Elisa observa tudo. Enquanto via a ternura que envolvia a conversa do senhor ao seu lado e da senhorinha de olhos meigos que aparecia na tela, seus pensamentos traziam lampejos do passado, reminiscências, vivências adormecidas da infância. Lembrou-se dos olhos ternos da avó, da sua candura.
De repente, vira-se para o lado e pergunta ao paciente passageiro:
         - O senhor é espanhol?
         O homem, surpreso, responde num bom português:
         - Não. Sou brasileiro, mas vivo na Espanha há mais de 40 anos.
         Elisa percebe que ele se dispõe a falar. A conversa seria uma boa maneira de não sentir o tempo passar. E, não querendo perder a chance de uma prosa, adianta-se:
         - Muito prazer, meu nome é Elisa!
         - Elisa... Que belo nome! Eu sou Hugo, muito prazer!
         Ela percebe que quando diz o seu nome, o passageiro o repete prontamente, e depois silencia por alguns segundos até que volta à conversa. Elisa sente que o seu nome, pronunciado pelo passageiro, traduz uma busca, uma lembrança, uma memória. Os olhos dele divagam.
         - Estou vindo de Assis e vou a Fortaleza visitar meus netos... - Elisa diz isso e se cala. O seu interlocutor está um pouco alheio. Depois de um silêncio prolongado, Hugo passa a mão pela testa, como que ajeitando os pensamentos, e retoma a conversa.

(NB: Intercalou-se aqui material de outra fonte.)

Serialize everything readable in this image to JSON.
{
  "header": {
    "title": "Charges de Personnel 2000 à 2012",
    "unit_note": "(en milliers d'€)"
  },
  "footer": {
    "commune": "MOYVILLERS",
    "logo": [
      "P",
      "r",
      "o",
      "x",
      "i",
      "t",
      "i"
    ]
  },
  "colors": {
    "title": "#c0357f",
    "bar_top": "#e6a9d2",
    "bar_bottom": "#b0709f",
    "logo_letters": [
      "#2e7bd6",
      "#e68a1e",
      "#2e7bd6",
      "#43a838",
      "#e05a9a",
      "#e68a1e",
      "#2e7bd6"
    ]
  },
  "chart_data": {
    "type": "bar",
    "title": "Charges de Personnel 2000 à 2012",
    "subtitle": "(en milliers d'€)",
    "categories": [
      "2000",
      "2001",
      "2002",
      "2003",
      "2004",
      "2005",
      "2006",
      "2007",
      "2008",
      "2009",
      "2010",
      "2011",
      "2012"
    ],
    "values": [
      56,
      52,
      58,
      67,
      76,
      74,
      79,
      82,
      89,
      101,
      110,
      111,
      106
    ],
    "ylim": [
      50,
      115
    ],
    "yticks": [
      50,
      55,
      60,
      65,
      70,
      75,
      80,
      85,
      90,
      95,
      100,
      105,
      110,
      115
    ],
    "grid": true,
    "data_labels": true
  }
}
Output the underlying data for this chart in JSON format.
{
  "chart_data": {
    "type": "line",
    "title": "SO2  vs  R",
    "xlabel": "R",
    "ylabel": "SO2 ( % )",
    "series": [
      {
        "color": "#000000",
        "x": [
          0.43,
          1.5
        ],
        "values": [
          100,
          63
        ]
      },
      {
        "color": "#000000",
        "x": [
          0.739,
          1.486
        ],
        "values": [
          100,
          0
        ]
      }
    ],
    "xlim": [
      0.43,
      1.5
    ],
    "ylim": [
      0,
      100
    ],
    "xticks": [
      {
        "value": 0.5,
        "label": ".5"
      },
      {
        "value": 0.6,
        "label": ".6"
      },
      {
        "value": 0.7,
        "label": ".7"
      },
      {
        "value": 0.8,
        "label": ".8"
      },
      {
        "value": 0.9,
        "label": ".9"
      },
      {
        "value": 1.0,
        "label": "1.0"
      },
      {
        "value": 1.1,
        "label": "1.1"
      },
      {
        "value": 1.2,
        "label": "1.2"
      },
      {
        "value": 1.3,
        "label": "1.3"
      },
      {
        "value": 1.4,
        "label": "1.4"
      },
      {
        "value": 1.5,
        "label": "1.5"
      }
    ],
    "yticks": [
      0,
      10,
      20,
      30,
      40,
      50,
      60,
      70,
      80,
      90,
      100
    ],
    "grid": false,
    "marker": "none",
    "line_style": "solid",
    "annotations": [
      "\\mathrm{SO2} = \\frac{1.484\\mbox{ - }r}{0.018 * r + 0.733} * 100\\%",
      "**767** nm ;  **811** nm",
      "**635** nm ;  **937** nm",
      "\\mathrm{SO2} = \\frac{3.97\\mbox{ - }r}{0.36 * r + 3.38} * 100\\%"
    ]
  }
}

         - Veja só! Eu venho de uma cidadezinha que fica perto da sua. Nasci lá, e agora precisei voltar, acho que pela última vez. - Suspira fundo, consciente de que a vida já em muito se encurtara, que muitas primaveras já foram vividas. Poucas viriam pela frente. Olhando sempre para a parede onde está o painel, Hugo relata que os falecidos pais deixaram alguns bens, que foram geridos pelo irmão e pela irmã. E depois que eles também partiram, a cunhada cuidou de tudo até que a saúde não mais permitiu. Então tudo foi vendido, e ele precisou voltar ao Brasil para dar fim a todos os contratos, a todas as pendências. Agora nada mais havia para ser resolvido. Tudo chegara ao fim. Elisa percebe que ao alívio que ele demonstra sentir por ter resolvido todos os compromissos, às palavras carregadas de sentimentos e ao seu modo de expressá-las, soma-se um misto de saudade.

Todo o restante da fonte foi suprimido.